Theatre At The Front Line
|Zeinab Badawi reports from Khartoum on the efforts of the artistic community to help bring piece to a country which had suffered violent internal conflict.|
Theatre, dance and song all played their part in preparing the country for a future which would be decided by the 2010 referendum, a referendum which would lead to the creation of two separate countries.
She visits the Albuga Festival in Khartoum to find out how writers, actors and directors use their skills to help communities recover from war - people like Ali Mahdi, director of the National Theatre in Khartoum and an active member of the International Theatre Institute, who has established a Centre for Theatre in Conflict Zones.
Much of its work is based on the approach of Augusto Boal, who pioneered theatre within damaged communities.
The actors and the audience join forces to play out their experiences, reaching some kind of resolution from which they can rebuild.
Zeinab Badawi also experiences the passionate singing and ululating of the Hakamas, a group of women from southwest Sudan, who, during the civil war, used to sing their menfolk to war.
Now they have brought their powerful voices to the cause of peace.
Zeinab visits one of the refugee camps to hear them perform.
These and other groups are all committed to reconciliation and community rebuilding, but Sudan is often on a political knife-edge, and Zeinab asks whether theatre and performance can really make a lasting difference.
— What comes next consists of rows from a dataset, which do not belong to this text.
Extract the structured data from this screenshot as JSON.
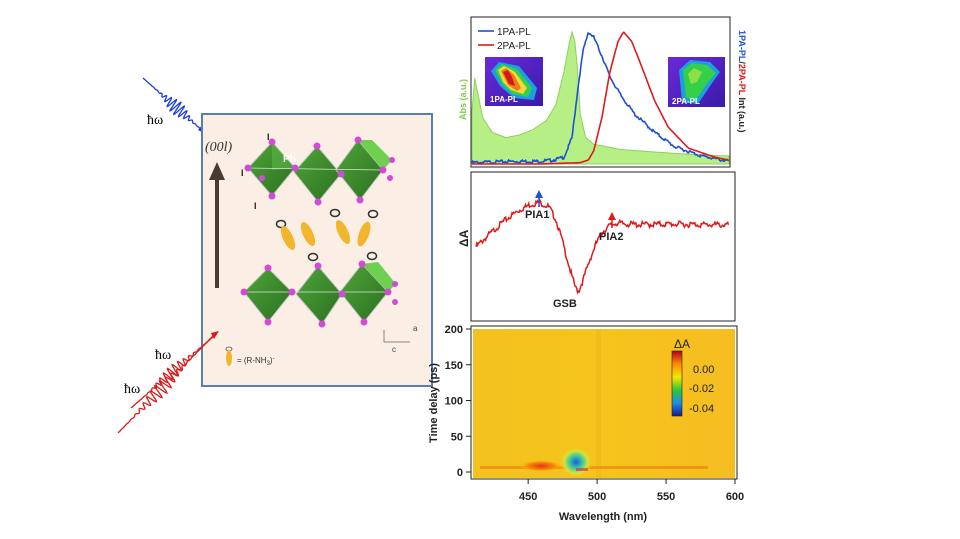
{
  "left_figure": {
    "photon_energy_label": "ħω",
    "direction_label": "(00l)",
    "pb_label": "Pb",
    "iodine_label": "I",
    "axis_a": "a",
    "axis_c": "c",
    "cation_label": "= (R-NH",
    "cation_subscript": "3",
    "cation_suffix": ")",
    "cation_superscript": "-",
    "colors": {
      "octahedra": "#3a8a2a",
      "iodine_atoms": "#d34ad8",
      "cation_chain": "#f2b52e",
      "box_fill": "#fbeee4",
      "box_border": "#5b7fa6",
      "one_photon_beam": "#1a3fd6",
      "two_photon_beam": "#d81a1a"
    }
  },
  "chart_data": [
    {
      "type": "line",
      "panel": "top",
      "series": [
        {
          "name": "1PA-PL",
          "color": "#1f4fd6",
          "x": [
            410,
            440,
            460,
            470,
            478,
            484,
            488,
            492,
            496,
            500,
            506,
            512,
            520,
            530,
            545,
            560,
            580,
            600
          ],
          "values": [
            0.01,
            0.02,
            0.02,
            0.03,
            0.05,
            0.2,
            0.55,
            0.85,
            1.0,
            0.96,
            0.82,
            0.66,
            0.52,
            0.38,
            0.24,
            0.13,
            0.06,
            0.02
          ]
        },
        {
          "name": "2PA-PL",
          "color": "#e01a1a",
          "x": [
            410,
            460,
            490,
            496,
            500,
            506,
            512,
            518,
            522,
            528,
            535,
            545,
            555,
            570,
            590,
            600
          ],
          "values": [
            0.0,
            0.0,
            0.01,
            0.03,
            0.1,
            0.35,
            0.7,
            0.93,
            1.0,
            0.93,
            0.75,
            0.48,
            0.28,
            0.12,
            0.05,
            0.03
          ]
        },
        {
          "name": "Abs",
          "color": "#99e06a",
          "x": [
            410,
            412,
            418,
            425,
            435,
            445,
            455,
            465,
            472,
            478,
            482,
            484,
            486,
            488,
            490,
            494,
            500,
            520,
            560,
            600
          ],
          "values": [
            0.4,
            0.65,
            0.35,
            0.24,
            0.2,
            0.22,
            0.26,
            0.33,
            0.45,
            0.7,
            0.92,
            1.0,
            0.93,
            0.72,
            0.38,
            0.2,
            0.15,
            0.11,
            0.08,
            0.06
          ]
        }
      ],
      "left_axis_label": "Abs (a.u.)",
      "right_axis_label": [
        "1PA-PL",
        "/",
        "2PA-PL",
        " Int (a.u.)"
      ],
      "legend_position": "top-left",
      "insets": [
        "1PA-PL",
        "2PA-PL"
      ]
    },
    {
      "type": "line",
      "panel": "middle",
      "ylabel": "ΔA",
      "series": [
        {
          "name": "",
          "color": "#e01a1a",
          "x": [
            410,
            420,
            430,
            440,
            450,
            458,
            465,
            470,
            474,
            478,
            482,
            485,
            487,
            490,
            495,
            500,
            505,
            510,
            515,
            530,
            560,
            600
          ],
          "values": [
            -0.3,
            -0.05,
            0.2,
            0.4,
            0.55,
            0.6,
            0.5,
            0.25,
            -0.1,
            -0.5,
            -0.9,
            -1.15,
            -1.2,
            -1.0,
            -0.6,
            -0.25,
            0.0,
            0.12,
            0.18,
            0.15,
            0.16,
            0.14
          ]
        }
      ],
      "annotations": [
        "PIA1",
        "GSB",
        "PIA2"
      ]
    },
    {
      "type": "heatmap",
      "panel": "bottom",
      "xlabel": "Wavelength (nm)",
      "ylabel": "Time delay (ps)",
      "x_ticks": [
        450,
        500,
        550,
        600
      ],
      "y_ticks": [
        0,
        50,
        100,
        150,
        200
      ],
      "xlim": [
        410,
        600
      ],
      "ylim": [
        0,
        200
      ],
      "colorbar_label": "ΔA",
      "colorbar_ticks": [
        "0.00",
        "-0.02",
        "-0.04"
      ]
    }
  ]
}
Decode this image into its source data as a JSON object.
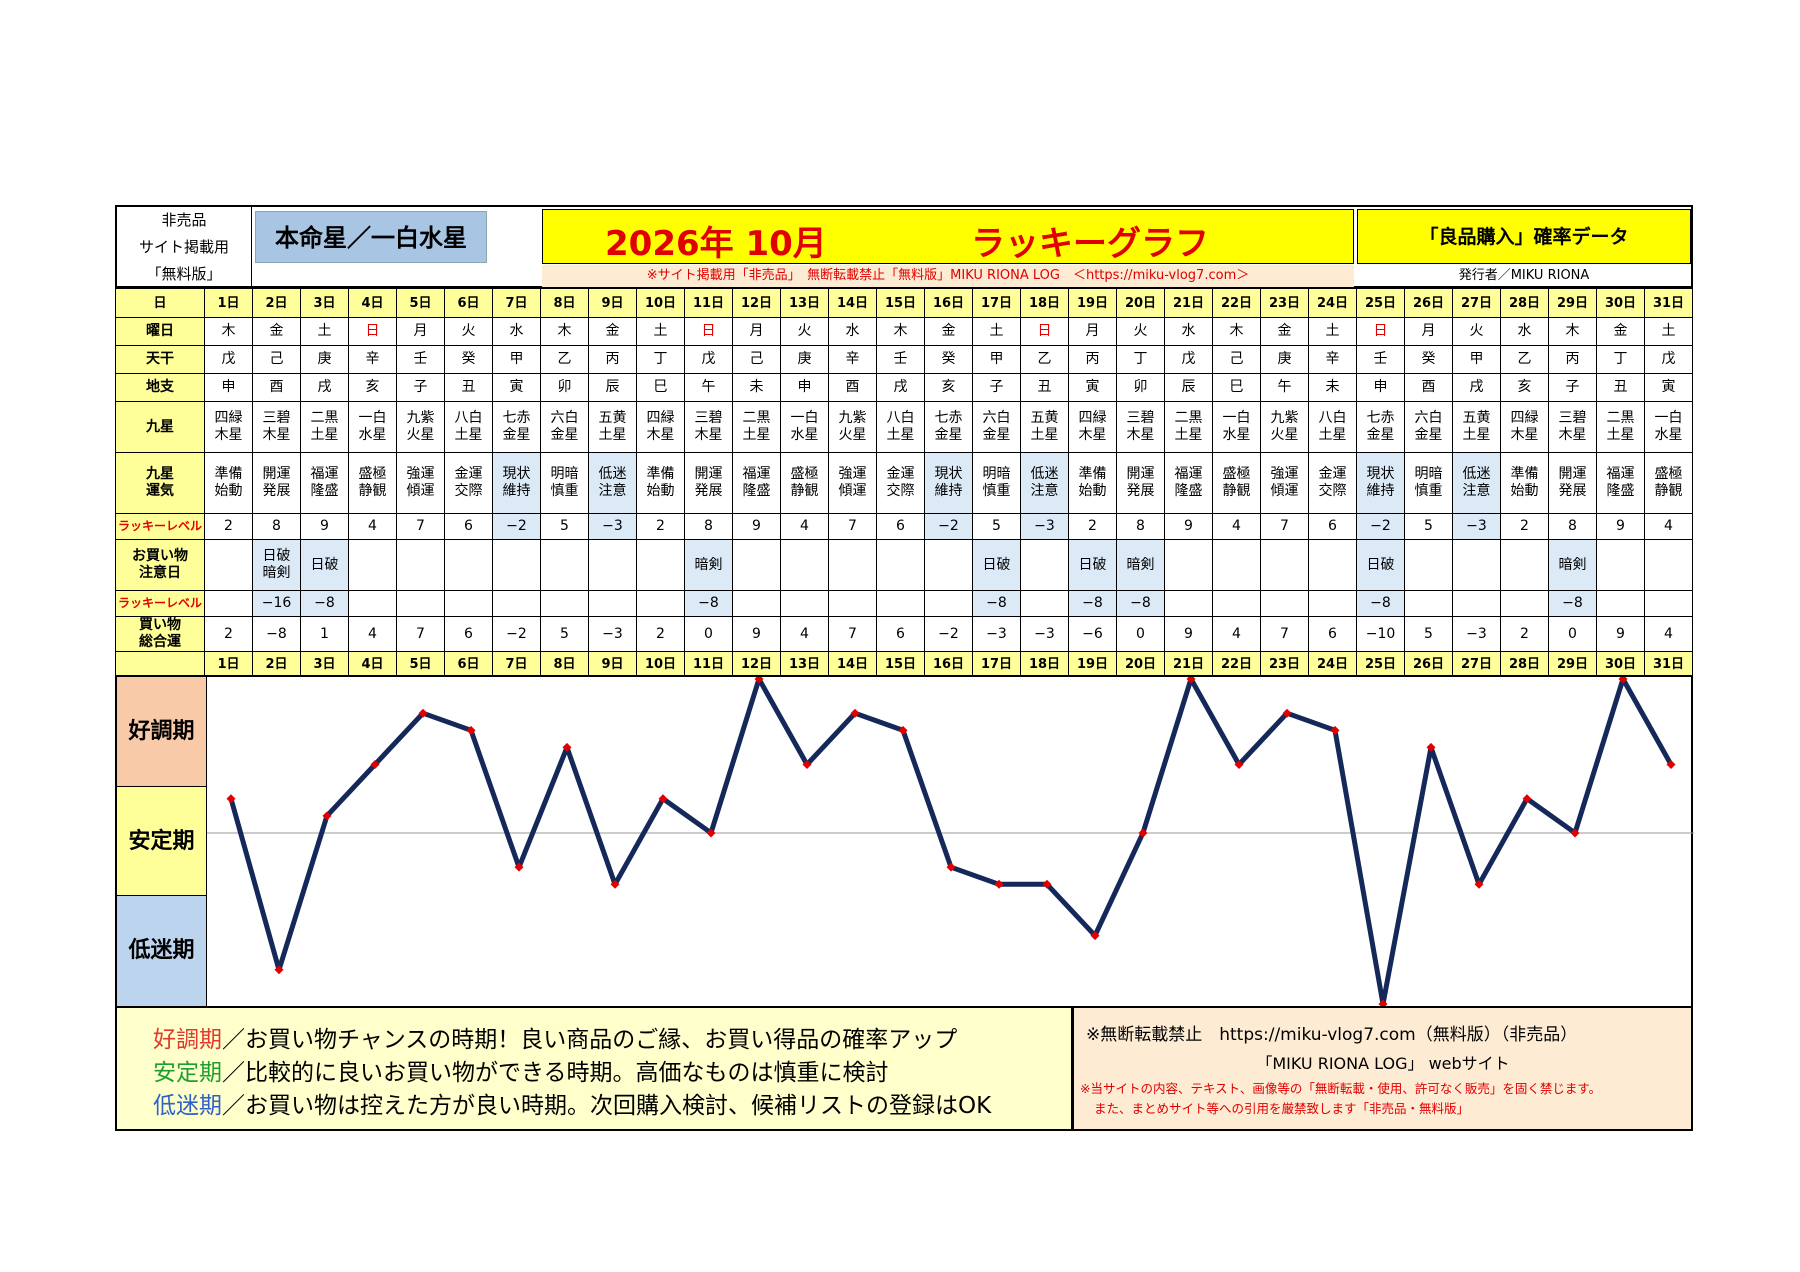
{
  "header": {
    "nonsale": [
      "非売品",
      "サイト掲載用",
      "「無料版」"
    ],
    "honmei": "本命星／一白水星",
    "title_date": "2026年 10月",
    "title_graph": "ラッキーグラフ",
    "subtitle": "※サイト掲載用「非売品」　無断転載禁止「無料版」MIKU RIONA LOG　＜https://miku-vlog7.com＞",
    "data_title": "「良品購入」確率データ",
    "publisher": "発行者／MIKU RIONA"
  },
  "labels": {
    "day": "日",
    "weekday": "曜日",
    "tenkan": "天干",
    "chishi": "地支",
    "kyusei": "九星",
    "kyusei_luck": "九星運気",
    "lucky_level": "ラッキーレベル",
    "caution": "お買い物注意日",
    "lucky_level2": "ラッキーレベル",
    "total": "買い物総合運"
  },
  "days": [
    "1日",
    "2日",
    "3日",
    "4日",
    "5日",
    "6日",
    "7日",
    "8日",
    "9日",
    "10日",
    "11日",
    "12日",
    "13日",
    "14日",
    "15日",
    "16日",
    "17日",
    "18日",
    "19日",
    "20日",
    "21日",
    "22日",
    "23日",
    "24日",
    "25日",
    "26日",
    "27日",
    "28日",
    "29日",
    "30日",
    "31日"
  ],
  "weekdays": [
    "木",
    "金",
    "土",
    "日",
    "月",
    "火",
    "水",
    "木",
    "金",
    "土",
    "日",
    "月",
    "火",
    "水",
    "木",
    "金",
    "土",
    "日",
    "月",
    "火",
    "水",
    "木",
    "金",
    "土",
    "日",
    "月",
    "火",
    "水",
    "木",
    "金",
    "土"
  ],
  "tenkan": [
    "戊",
    "己",
    "庚",
    "辛",
    "壬",
    "癸",
    "甲",
    "乙",
    "丙",
    "丁",
    "戊",
    "己",
    "庚",
    "辛",
    "壬",
    "癸",
    "甲",
    "乙",
    "丙",
    "丁",
    "戊",
    "己",
    "庚",
    "辛",
    "壬",
    "癸",
    "甲",
    "乙",
    "丙",
    "丁",
    "戊"
  ],
  "chishi": [
    "申",
    "酉",
    "戌",
    "亥",
    "子",
    "丑",
    "寅",
    "卯",
    "辰",
    "巳",
    "午",
    "未",
    "申",
    "酉",
    "戌",
    "亥",
    "子",
    "丑",
    "寅",
    "卯",
    "辰",
    "巳",
    "午",
    "未",
    "申",
    "酉",
    "戌",
    "亥",
    "子",
    "丑",
    "寅"
  ],
  "kyusei": [
    "四緑木星",
    "三碧木星",
    "二黒土星",
    "一白水星",
    "九紫火星",
    "八白土星",
    "七赤金星",
    "六白金星",
    "五黄土星",
    "四緑木星",
    "三碧木星",
    "二黒土星",
    "一白水星",
    "九紫火星",
    "八白土星",
    "七赤金星",
    "六白金星",
    "五黄土星",
    "四緑木星",
    "三碧木星",
    "二黒土星",
    "一白水星",
    "九紫火星",
    "八白土星",
    "七赤金星",
    "六白金星",
    "五黄土星",
    "四緑木星",
    "三碧木星",
    "二黒土星",
    "一白水星"
  ],
  "luck": [
    "準備始動",
    "開運発展",
    "福運隆盛",
    "盛極静観",
    "強運傾運",
    "金運交際",
    "現状維持",
    "明暗慎重",
    "低迷注意",
    "準備始動",
    "開運発展",
    "福運隆盛",
    "盛極静観",
    "強運傾運",
    "金運交際",
    "現状維持",
    "明暗慎重",
    "低迷注意",
    "準備始動",
    "開運発展",
    "福運隆盛",
    "盛極静観",
    "強運傾運",
    "金運交際",
    "現状維持",
    "明暗慎重",
    "低迷注意",
    "準備始動",
    "開運発展",
    "福運隆盛",
    "盛極静観"
  ],
  "lucky_levels": [
    "2",
    "8",
    "9",
    "4",
    "7",
    "6",
    "−2",
    "5",
    "−3",
    "2",
    "8",
    "9",
    "4",
    "7",
    "6",
    "−2",
    "5",
    "−3",
    "2",
    "8",
    "9",
    "4",
    "7",
    "6",
    "−2",
    "5",
    "−3",
    "2",
    "8",
    "9",
    "4"
  ],
  "caution_days": [
    "",
    "日破暗剣",
    "日破",
    "",
    "",
    "",
    "",
    "",
    "",
    "",
    "暗剣",
    "",
    "",
    "",
    "",
    "",
    "日破",
    "",
    "日破",
    "暗剣",
    "",
    "",
    "",
    "",
    "日破",
    "",
    "",
    "",
    "暗剣",
    "",
    ""
  ],
  "caution_levels": [
    "",
    "−16",
    "−8",
    "",
    "",
    "",
    "",
    "",
    "",
    "",
    "−8",
    "",
    "",
    "",
    "",
    "",
    "−8",
    "",
    "−8",
    "−8",
    "",
    "",
    "",
    "",
    "−8",
    "",
    "",
    "",
    "−8",
    "",
    ""
  ],
  "totals": [
    "2",
    "−8",
    "1",
    "4",
    "7",
    "6",
    "−2",
    "5",
    "−3",
    "2",
    "0",
    "9",
    "4",
    "7",
    "6",
    "−2",
    "−3",
    "−3",
    "−6",
    "0",
    "9",
    "4",
    "7",
    "6",
    "−10",
    "5",
    "−3",
    "2",
    "0",
    "9",
    "4"
  ],
  "zones": {
    "good": "好調期",
    "stable": "安定期",
    "low": "低迷期"
  },
  "legend": {
    "good_term": "好調期",
    "good_text": "／お買い物チャンスの時期！良い商品のご縁、お買い得品の確率アップ",
    "stable_term": "安定期",
    "stable_text": "／比較的に良いお買い物ができる時期。高価なものは慎重に検討",
    "low_term": "低迷期",
    "low_text": "／お買い物は控えた方が良い時期。次回購入検討、候補リストの登録はOK"
  },
  "notice": {
    "line1": "※無断転載禁止　https://miku-vlog7.com（無料版）（非売品）",
    "line2": "「MIKU RIONA LOG」 webサイト",
    "line3": "※当サイトの内容、テキスト、画像等の「無断転載・使用、許可なく販売」を固く禁じます。",
    "line4": "また、まとめサイト等への引用を厳禁致します「非売品・無料版」"
  },
  "colors": {
    "line": "#14285a",
    "marker": "#e00000",
    "highlight_blue": "#dce9f7",
    "header_yellow": "#ffff99",
    "title_yellow": "#ffff00",
    "good_zone": "#f8caa8",
    "low_zone": "#bcd4ee",
    "legend_good": "#e03a2e",
    "legend_stable": "#1e9e2e",
    "legend_low": "#2e62c8"
  },
  "chart_data": {
    "type": "line",
    "title": "",
    "xlabel": "",
    "ylabel": "",
    "categories": [
      "1日",
      "2日",
      "3日",
      "4日",
      "5日",
      "6日",
      "7日",
      "8日",
      "9日",
      "10日",
      "11日",
      "12日",
      "13日",
      "14日",
      "15日",
      "16日",
      "17日",
      "18日",
      "19日",
      "20日",
      "21日",
      "22日",
      "23日",
      "24日",
      "25日",
      "26日",
      "27日",
      "28日",
      "29日",
      "30日",
      "31日"
    ],
    "series": [
      {
        "values": [
          2,
          -8,
          1,
          4,
          7,
          6,
          -2,
          5,
          -3,
          2,
          0,
          9,
          4,
          7,
          6,
          -2,
          -3,
          -3,
          -6,
          0,
          9,
          4,
          7,
          6,
          -10,
          5,
          -3,
          2,
          0,
          9,
          4
        ]
      }
    ],
    "ylim": [
      -10,
      9
    ],
    "reference_line": 0,
    "grid": false
  }
}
Zeinab Badawi reports from Khartoum on theatre groups helping those caught up in conflict.
In many places where there has been conflict in the world, such as the destructive violence of civil war, theatre workers - writers, directors, and actors - are using the potential of theatre to help people work through their grief, anger, and suffering.
With the release offered by the theatrical experience, damaged communities are encouraged to regenerate.
By exploring and reviving cultural roots - stories, songs and music - they re-establish connections with a traditional way of life.
The BBC World reporter Zeinab Badawi visits Khartoum for this Sunday Feature to meet some of those dedicated to this task.
People like Ali Mahdi, director of the National Theatre in Khartoum and an active member of the International Theatre Institute, who has established a Centre for Theatre in Conflict Zones.
Each year he runs a festival which brings together some of those groups working in distant parts of Sudan, and Zeinab Badawi meets these groups at the Festival and hears their stories about how they attempt to help those communities in which they work.
Many of the groups have been influenced by the theories of Augusto Boal, who pioneered theatre which works within victimised communities.
The people, or the audience, become a part of the action and play out their experiences, reaching a kind of resolution from which they can rebuild.
Zeinab Badawi talks to Thomas Engel and Alexander Stilmark, who have brought Boal's theories to the people of the Sudan, as well as to other Sudanese and international figures.